Having just endured an hour long elementary school program in a hot auditorium, I began to wonder about fanning oneself in an attempt to cool off.
Does folding a 8.5 x 11" piece of paper into the traditional fan shape help? It seems to add structural stability and allows you to fan faster but is that better than the presumably higher volume of airflow that one could achieve if the paper were left in its full size?
Is it even possible to cool yourself off by fanning? Sure, it feels good on your face but is the additional effort required to generate the wind counterproductive? I assume that you burn more calories and thus actually generate more heat by fanning. In this house, we obey the laws of thermodynamics.

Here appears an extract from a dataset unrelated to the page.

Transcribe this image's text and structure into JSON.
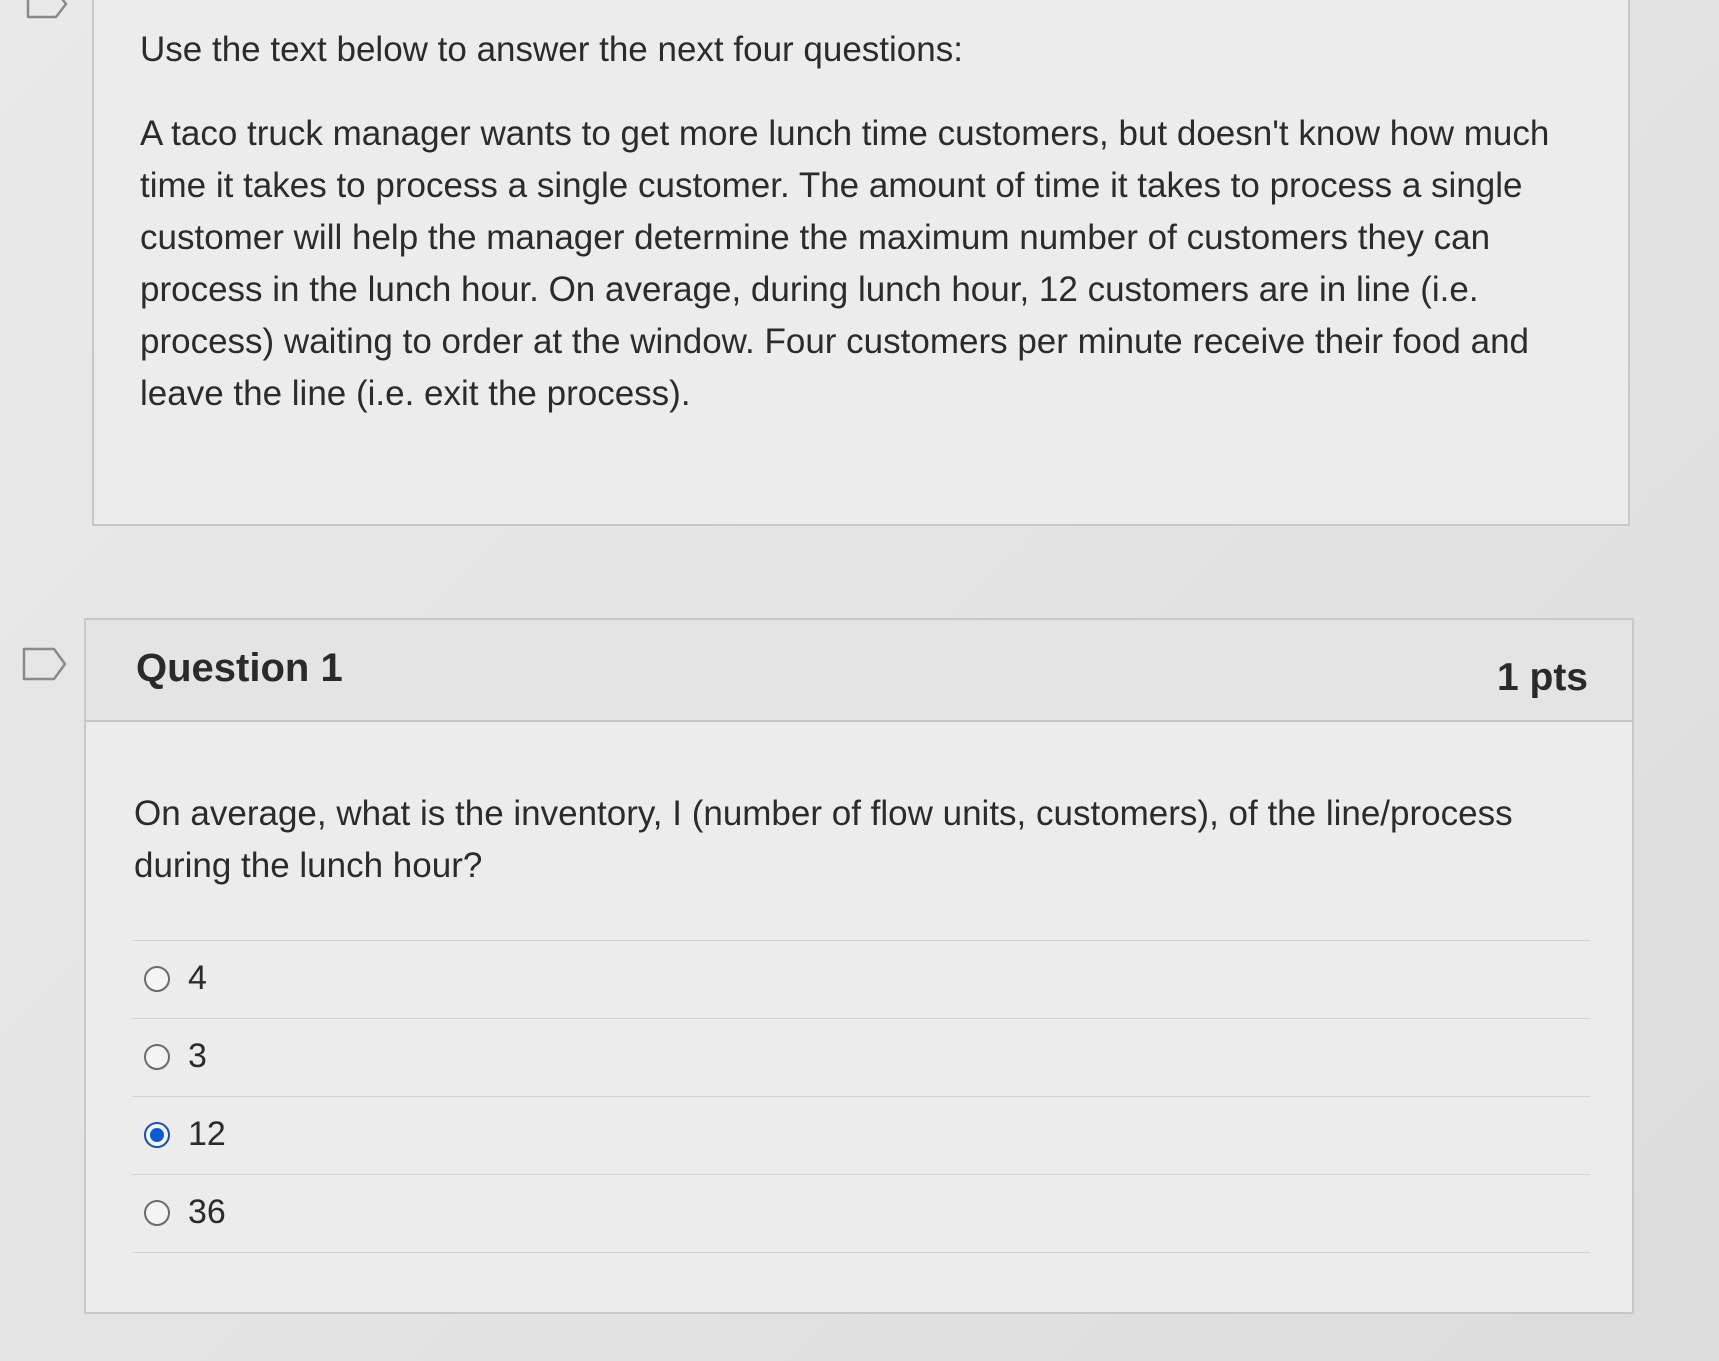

I had another one but can’t think of it, so Hi Opal!
If the 8.5x11 flat sheet is too flimsy to bear fanning loads, then it’s probably not valid to presume that you can move more air with it unfolded than with it folded.
There’s nothing in the thermo laws that says it’s impossible to cool yourself off by active means. Refrigerators and air-conditioners do this all the time. As far as fanning yourself is concerned, the chemical energy wasted as muscular heat by a breeze-generating flick-of-the-wrist has no constraining relationship with the amount of heat removed from your body by the breeze so generated; either quantity may be larger than the other.
Since evaporative cooling is a very efficient process, I’d think it was entirely possible to cool yourself actively. A small wrist movement can move a lot of air over a large surface area. A good comparison is a car engine, which cools itself with a fan, even though it burns fuel to do that.
In elementary school the [del]crypt-keepers[/del] teachers would tell us not to fan ourselves because it was actually making us warmer. I think they were annoyed by the fanning, or just plain mean.
So it looks like the correct answer to #2 is, it depends. Unfortunately, the graphs referenced in the article are dead links so it’s hard to tell where the break even points are. I’ll report this post and maybe someone will be able to find them.
Have you actually tried to fan you self with a 8.5x11 sheet of paper? It works fine. A slight curve in the paper is enough to allow you to fan yourself.
And it’s effective: your head/face are exposed to the moving air, not covered with clothing like other parts of your body, and the head has proportionally more blood circulation, so more cooling can take place.
So you’ve got 30 kids. A couple want to fan themselves. Okay. Then they all want to fan themselves. Then they fan each other. Then they drop the fans. Then they poke each other with the fans. And I’m trying to teach the Assiciative Property of Multiplication. Yes, annoying.
However, since I had a straw fan to fan myself, as longas they could do it reasonably quietly I didn’t care.